History
- Name: Pacific Cobalt
- Owner: Eastern Pacific Shipping
- Port of registry: Liberia
- Completed: 2020
- Identification: IMO number: 9788617

General characteristics
- Class & type: Tanker
- Tonnage: 49,886 DWT
- Length: 182.5 m (598 ft 9 in)
- Beam: 32 m (105 ft 0 in)
- Draught: 7.6 m (24 ft 11 in)

= MT Pacific Cobalt =

Singaporean oil tanker

MT Pacific Cobalt is a Singaporean oil tanker built in 2020 and owned by Eastern Pacific Shipping.
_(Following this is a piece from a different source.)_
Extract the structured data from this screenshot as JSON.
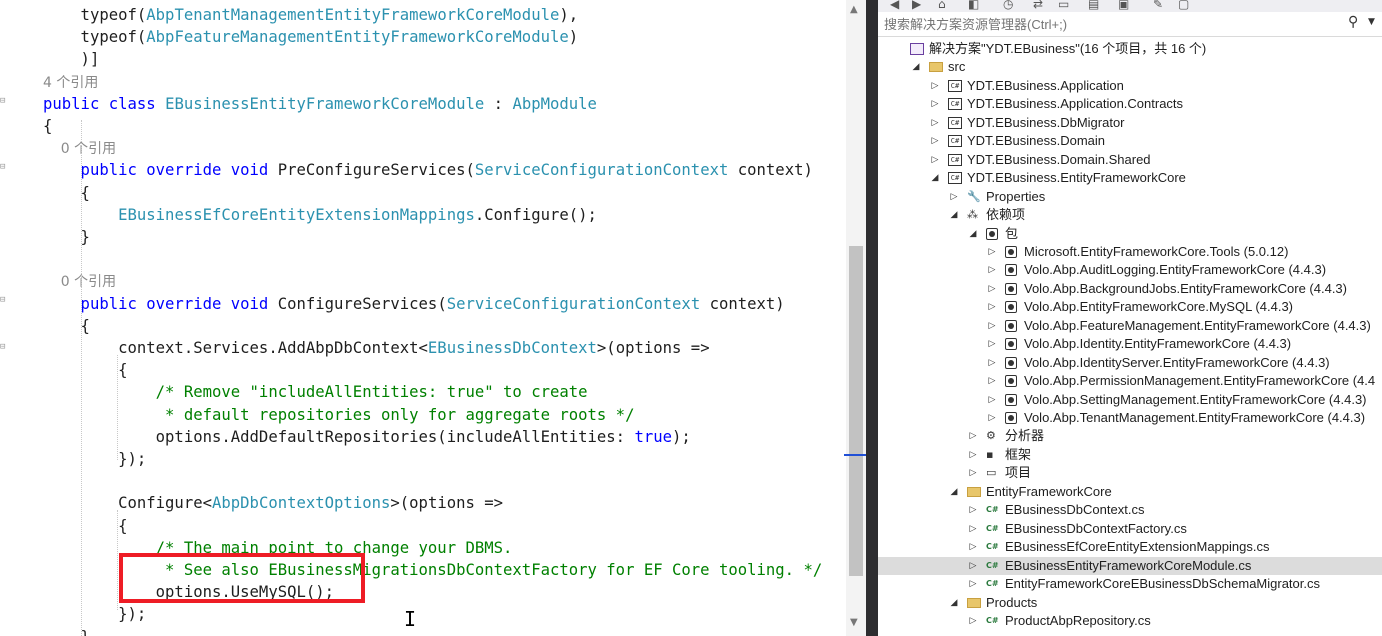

It is one of the first and largest ships to be installed with an onboard filtration and carbon capture system.

== Description ==
Pacific Cobalt is a oil and chemical tanker with an overall length of 182.5 m. It is 32 m wide and has an average draft of 7.6 m. It has an identical sister ship named Pacific Gold.

== History ==
In May 2022, Eastern Pacific Shipping announced that it would be working with the Netherlands-based maritime carbon capture company Value Maritime to install prefabricated "Filtree" systems. The installation was finished in February 2023 after a seventeen-day construction period, and Pacific Cobalt steamed from Rotterdam to Venice shortly after the installation was completed.